DESCRIBE THE SIGNIFICANCE OF WATER IN YOUR WORK
Water is integral to my work. I’m a water guy: I stare at it, fish in it, swim in it, and I used to boat in it. In the summer, I start my day with a dip at Maidstone Beach Park. Every weekend, I’m at the ocean.
It’s about baptism. We come into Lent preparing for not only the crucifixion (Good Friday) but also the resurrection (Easter), which is the reaffirmation of our faith as cited in the Nicene Creed (“On the third day, he rose again in accordance with the Scriptures . . .”) and that statement is also repeated in the Baptismal Covenant, “On the third day he rose again . . .”
When one is baptized, one is either immersed in or has water poured on him or her. Biblically, water represents the Word of God or the knowledge of God and it can be said that the ocean symbolizes the beginning of life on Earth.
WhY have this show during Lent?
I’ve been thinking about this show for a couple of years, because I had all these cross works. In fact, one piece, 124 Martyrs, was started on Palm Sunday and finished on Easter Sunday; I recited the Jesus Prayer quietly to myself about 80 percent of the time. I figure, what better time to show crosses than Lent?
What artwork or artist inspires you?
Joan Mitchell, Willem de Kooning, Jackson Pollock, Franz Kline, Helen Frankenthaler. My three favorite pieces (right now) are Mitchell’s Ladybug, de Kooning’s A Tree in Naples, and Pollock’s Number 1.
What is the overall message in your work?
I am enthralled by water—its taste, feel, expanse and color—anchored by God, the sheer depth of God. I am grateful to be alive in this world, but angry that I will have to leave it one day.
What’s your painting process?
It completely depends on the painting. For instance, one piece I was convinced was done, but I wasn’t sure. So, it sat there for months, perhaps four or five. (I already had put a good six weeks into the piece.) I then returned to the piece, and added several more layers over another six weeks—so in that case it was [worked on for] over six months.

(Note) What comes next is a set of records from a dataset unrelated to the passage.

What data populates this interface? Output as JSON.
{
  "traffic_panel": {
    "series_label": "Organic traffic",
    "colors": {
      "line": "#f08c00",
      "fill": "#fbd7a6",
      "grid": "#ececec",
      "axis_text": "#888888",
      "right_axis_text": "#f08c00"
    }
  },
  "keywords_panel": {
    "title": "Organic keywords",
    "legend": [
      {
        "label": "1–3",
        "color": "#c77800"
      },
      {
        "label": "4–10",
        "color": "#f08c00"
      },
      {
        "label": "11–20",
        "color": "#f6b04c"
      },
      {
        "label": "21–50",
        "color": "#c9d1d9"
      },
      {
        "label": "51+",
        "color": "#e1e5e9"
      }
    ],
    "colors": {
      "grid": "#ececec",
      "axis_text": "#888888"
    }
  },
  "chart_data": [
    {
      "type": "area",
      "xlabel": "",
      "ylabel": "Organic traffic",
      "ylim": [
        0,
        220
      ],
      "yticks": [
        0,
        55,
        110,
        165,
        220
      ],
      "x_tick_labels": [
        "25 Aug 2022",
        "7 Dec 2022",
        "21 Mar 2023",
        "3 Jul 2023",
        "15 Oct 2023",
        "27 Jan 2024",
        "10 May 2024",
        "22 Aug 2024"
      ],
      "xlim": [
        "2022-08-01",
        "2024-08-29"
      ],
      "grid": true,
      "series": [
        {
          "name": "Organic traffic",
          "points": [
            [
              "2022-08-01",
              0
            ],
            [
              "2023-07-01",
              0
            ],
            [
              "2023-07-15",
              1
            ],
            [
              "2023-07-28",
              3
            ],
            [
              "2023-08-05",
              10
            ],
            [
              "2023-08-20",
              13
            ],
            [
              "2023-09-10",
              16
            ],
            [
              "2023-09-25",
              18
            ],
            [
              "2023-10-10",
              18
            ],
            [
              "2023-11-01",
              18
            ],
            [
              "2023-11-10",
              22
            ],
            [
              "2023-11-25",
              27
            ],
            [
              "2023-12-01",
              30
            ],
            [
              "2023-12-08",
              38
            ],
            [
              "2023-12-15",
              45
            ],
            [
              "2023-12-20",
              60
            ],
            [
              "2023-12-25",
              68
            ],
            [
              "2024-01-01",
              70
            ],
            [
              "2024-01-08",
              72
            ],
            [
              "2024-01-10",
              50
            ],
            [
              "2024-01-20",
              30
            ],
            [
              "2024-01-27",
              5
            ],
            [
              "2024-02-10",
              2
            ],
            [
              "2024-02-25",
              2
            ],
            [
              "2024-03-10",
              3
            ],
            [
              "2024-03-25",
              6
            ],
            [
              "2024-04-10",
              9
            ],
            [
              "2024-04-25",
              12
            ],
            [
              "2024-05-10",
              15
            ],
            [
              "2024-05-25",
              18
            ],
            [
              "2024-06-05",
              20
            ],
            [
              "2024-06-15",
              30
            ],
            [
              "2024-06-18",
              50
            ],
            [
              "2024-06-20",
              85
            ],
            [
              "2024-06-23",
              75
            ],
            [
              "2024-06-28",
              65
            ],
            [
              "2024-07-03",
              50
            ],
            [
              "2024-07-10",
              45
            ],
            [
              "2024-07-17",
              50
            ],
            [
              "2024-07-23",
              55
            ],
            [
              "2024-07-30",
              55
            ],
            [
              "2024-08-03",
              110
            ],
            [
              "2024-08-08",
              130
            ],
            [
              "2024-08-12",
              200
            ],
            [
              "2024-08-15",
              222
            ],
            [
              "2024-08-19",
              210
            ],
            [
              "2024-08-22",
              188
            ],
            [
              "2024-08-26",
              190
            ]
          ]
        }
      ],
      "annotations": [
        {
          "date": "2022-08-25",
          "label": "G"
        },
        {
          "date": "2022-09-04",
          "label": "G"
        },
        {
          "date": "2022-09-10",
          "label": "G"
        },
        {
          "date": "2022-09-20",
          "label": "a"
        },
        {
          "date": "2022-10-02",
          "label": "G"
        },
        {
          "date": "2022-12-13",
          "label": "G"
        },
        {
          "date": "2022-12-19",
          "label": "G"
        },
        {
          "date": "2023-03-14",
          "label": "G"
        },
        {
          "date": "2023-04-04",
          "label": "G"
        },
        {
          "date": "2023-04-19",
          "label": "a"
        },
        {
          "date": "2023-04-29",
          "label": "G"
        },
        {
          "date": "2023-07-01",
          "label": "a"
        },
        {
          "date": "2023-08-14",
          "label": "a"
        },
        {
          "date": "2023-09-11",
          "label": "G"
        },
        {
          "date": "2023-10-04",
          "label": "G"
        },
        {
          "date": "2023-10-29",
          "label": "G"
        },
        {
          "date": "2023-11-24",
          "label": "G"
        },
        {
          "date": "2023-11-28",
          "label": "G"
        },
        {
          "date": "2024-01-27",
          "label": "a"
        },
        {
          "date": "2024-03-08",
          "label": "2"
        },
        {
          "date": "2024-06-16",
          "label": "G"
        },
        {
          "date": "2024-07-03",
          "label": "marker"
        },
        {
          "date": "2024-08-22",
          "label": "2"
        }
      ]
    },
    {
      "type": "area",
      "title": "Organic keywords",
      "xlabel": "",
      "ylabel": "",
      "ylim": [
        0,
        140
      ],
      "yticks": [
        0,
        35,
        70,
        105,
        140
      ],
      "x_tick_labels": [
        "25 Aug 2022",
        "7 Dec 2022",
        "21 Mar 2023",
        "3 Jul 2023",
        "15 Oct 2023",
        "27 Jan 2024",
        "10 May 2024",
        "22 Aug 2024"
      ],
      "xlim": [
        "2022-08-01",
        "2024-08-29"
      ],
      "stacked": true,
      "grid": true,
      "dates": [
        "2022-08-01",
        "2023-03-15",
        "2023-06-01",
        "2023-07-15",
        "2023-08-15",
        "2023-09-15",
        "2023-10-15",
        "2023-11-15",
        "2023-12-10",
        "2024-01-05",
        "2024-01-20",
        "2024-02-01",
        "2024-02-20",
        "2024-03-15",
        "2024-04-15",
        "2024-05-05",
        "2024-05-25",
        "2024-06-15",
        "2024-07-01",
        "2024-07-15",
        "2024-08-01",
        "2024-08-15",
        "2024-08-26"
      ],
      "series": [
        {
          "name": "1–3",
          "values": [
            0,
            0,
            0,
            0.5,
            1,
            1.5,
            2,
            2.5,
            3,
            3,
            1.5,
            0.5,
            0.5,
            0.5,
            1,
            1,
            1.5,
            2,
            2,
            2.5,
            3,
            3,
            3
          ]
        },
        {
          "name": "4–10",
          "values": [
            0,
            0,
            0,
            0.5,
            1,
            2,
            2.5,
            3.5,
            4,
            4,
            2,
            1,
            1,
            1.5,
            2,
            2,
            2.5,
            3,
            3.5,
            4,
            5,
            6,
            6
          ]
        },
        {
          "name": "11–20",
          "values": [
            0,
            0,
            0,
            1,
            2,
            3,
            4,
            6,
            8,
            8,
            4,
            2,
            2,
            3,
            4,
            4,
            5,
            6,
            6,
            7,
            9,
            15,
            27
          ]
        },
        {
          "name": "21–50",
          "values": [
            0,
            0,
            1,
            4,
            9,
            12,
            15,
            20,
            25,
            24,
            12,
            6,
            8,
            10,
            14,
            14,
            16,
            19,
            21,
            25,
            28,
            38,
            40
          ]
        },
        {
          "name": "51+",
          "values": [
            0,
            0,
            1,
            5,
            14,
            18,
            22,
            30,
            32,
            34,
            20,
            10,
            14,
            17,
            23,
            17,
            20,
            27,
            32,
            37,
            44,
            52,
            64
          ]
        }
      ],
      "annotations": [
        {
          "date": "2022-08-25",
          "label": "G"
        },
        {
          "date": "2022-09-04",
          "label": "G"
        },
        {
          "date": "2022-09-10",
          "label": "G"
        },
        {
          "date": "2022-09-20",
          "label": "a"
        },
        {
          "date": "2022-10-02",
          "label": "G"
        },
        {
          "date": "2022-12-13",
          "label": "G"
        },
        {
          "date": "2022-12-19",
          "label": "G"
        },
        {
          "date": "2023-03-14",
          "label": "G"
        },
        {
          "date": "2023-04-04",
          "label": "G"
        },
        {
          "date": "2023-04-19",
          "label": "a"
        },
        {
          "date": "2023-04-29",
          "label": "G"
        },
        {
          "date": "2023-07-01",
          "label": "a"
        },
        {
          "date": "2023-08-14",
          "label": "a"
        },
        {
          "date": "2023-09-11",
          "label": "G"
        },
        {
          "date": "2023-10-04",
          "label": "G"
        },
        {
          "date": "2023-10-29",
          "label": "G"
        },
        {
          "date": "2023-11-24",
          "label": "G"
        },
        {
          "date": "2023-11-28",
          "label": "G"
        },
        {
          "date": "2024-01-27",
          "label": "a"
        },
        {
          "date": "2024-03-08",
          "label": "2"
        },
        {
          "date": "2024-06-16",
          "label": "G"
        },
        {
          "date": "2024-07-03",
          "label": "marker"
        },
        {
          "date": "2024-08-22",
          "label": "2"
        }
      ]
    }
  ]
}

I use a lot of blues, blacks, and a bit of yellow, but also black, gray, and white. It really depends on what I’m painting, because I’ve used just about every color. I love pink, too! I use palette knives, trowels, the ends of paint stirrers, some brushes—sometimes stiff brushes.
Paint yourself/soul in a single image and describe it.

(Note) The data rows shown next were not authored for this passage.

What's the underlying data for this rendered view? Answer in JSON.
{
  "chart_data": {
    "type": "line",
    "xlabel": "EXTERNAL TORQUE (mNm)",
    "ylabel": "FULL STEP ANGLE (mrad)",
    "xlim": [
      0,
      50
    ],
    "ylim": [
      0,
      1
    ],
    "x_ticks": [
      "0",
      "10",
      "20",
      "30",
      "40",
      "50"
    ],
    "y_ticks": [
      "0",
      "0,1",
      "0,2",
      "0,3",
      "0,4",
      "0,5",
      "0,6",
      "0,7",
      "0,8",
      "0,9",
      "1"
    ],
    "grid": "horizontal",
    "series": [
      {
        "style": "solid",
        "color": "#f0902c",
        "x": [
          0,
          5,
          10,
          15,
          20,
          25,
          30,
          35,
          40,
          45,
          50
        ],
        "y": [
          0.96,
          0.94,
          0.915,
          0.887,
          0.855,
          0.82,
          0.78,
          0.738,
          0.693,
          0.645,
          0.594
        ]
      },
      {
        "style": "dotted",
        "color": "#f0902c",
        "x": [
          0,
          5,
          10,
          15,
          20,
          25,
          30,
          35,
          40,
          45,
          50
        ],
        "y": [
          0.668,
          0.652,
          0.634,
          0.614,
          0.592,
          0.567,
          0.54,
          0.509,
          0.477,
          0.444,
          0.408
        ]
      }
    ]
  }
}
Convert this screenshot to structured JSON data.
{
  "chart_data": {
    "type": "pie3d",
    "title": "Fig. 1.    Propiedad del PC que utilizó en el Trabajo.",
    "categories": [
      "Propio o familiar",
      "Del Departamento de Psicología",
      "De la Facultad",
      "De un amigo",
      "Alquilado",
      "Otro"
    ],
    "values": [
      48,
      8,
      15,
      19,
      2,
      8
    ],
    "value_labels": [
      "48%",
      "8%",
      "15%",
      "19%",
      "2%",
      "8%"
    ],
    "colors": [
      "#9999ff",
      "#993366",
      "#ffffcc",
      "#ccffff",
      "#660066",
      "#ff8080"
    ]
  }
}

There’s a piece of me—a lot of me—in every work I’ve created. That said, the “me” painting is big—maybe six by 10 feet. It features color over color (blues, orange, black, pink, white), but underneath a good part of the painting runs a dark line, a knot, a perceived skirmish. That’s the part I’m trying to address with prayer.
St. Luke’s Church is located at 18 James Lane in East Hampton.